In fact, his arc here follows Batman's almost perfectly. Batman gets to hang out on gargoyles and look all broody and menacing, but otherwise, the two are pretty close. Both start out the movie on top of the world, and both get thrown for the god-king of loops by a freaky guy in a purple suit.
Want more comparisons? We got 'em. Both of them rely on Harvey Dent to close the deal on Gotham's underworld, figuring that he's more pure than they are. Oh yes, Gordon bends laws too… and like Batman he's open about it rather than trying to hide it or deny it. When Harvey gets on his case about the dirty cops in his department, he fires back:
GORDON: I don't get political points being an idealist. I have to do the best I can with what I have.
He himself isn't corrupt, but he's got to rely on corrupt cops if he wants to get the job done. That pragmatism certainly saves him from ending up like Two-Face (and seriously, how scary a supervillain could Commissioner Gordon have made?). But once again, like his buddy in the cape, it doesn't save him from having to enter into a nasty bargain in order to hold on to the fruits of his idealism.
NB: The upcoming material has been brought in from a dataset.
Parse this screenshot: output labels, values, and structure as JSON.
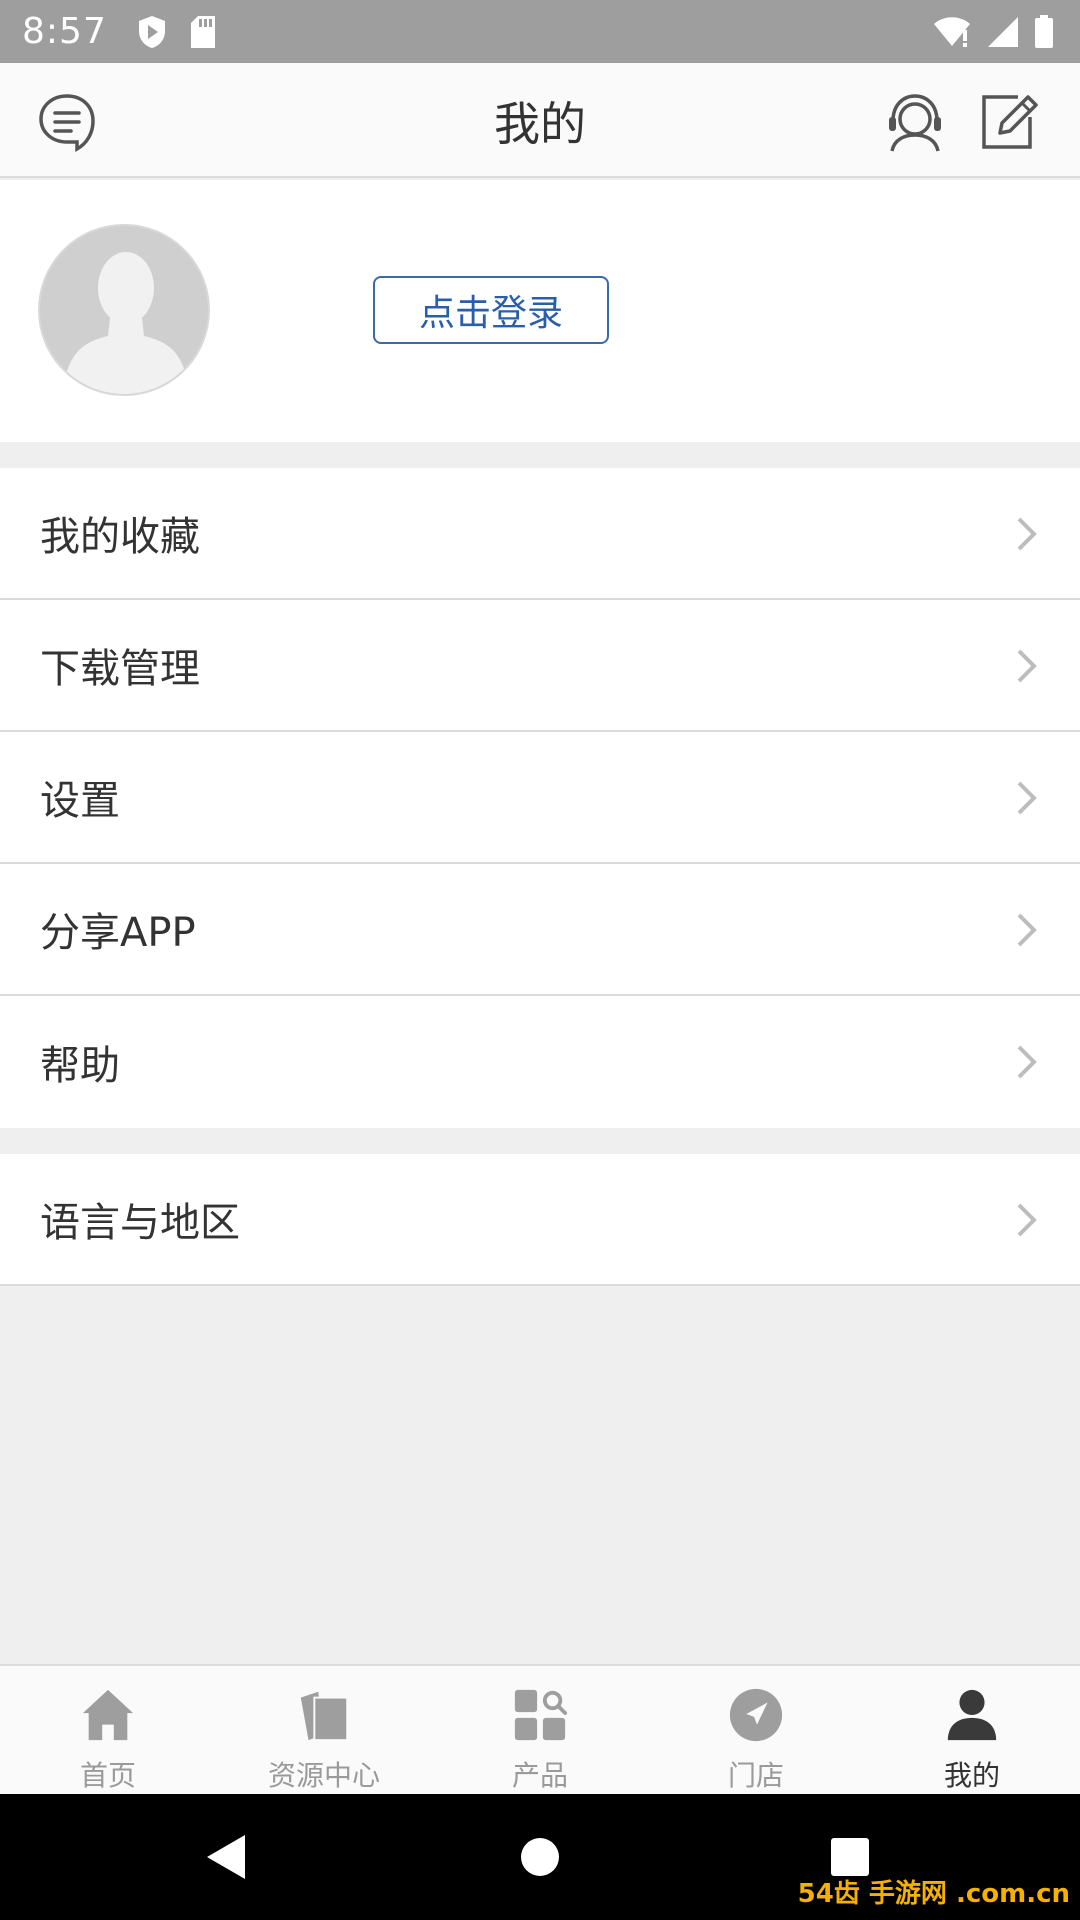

He has to spread the lie that Batman killed all those people, hiding Two-Face's crimes and hoping that it's enough to keep the city's criminals all locked behind bars. The Joker pushes them just that far, and the good cop in Jim Gordon can't entirely stop some of that evil from sloshing over.
Good Cop
Gordon is Batman's stalwart ally to the end, of course, even buying into the whole "blame the vigilante for everything" plan, which bites them in the rear in the third movie, but that also shows us his capacity for loyalty, his hunger for justice, and his desire to protect the innocent: all the things that good cops are supposed to do. That helps him hold onto his soul at the end of The Dark Knight, and even redeem himself by the time the third movie rolls around.
And like Harvey, he's also something of an everyman: somebody we can connect to. Unlike Batman (and you'll never know how thrilled we are to finally draw a distinction between them), he doesn't live in a huge estate or drive Lamborghinis around the city. He's got kids, he's got a mortgage, he's got problems we can all relate to… and like Harvey, he's faced with either giving up everything that's important to him or risk seeing the city go down the spout.
That makes him a less cautionary example than Two-Face: someone we can look up to, even when he makes mistakes, and know that he's really acting in the best interests of all of Gotham. Heroes are made of such stuff, and Gordon doesn't need a pair of tights or a cape to do it. He's the guy we all should aspire to be, even when the chips are down and it might be easier just to let his team gun down all the clowns. (Whew! Glad he avoided that little disaster.)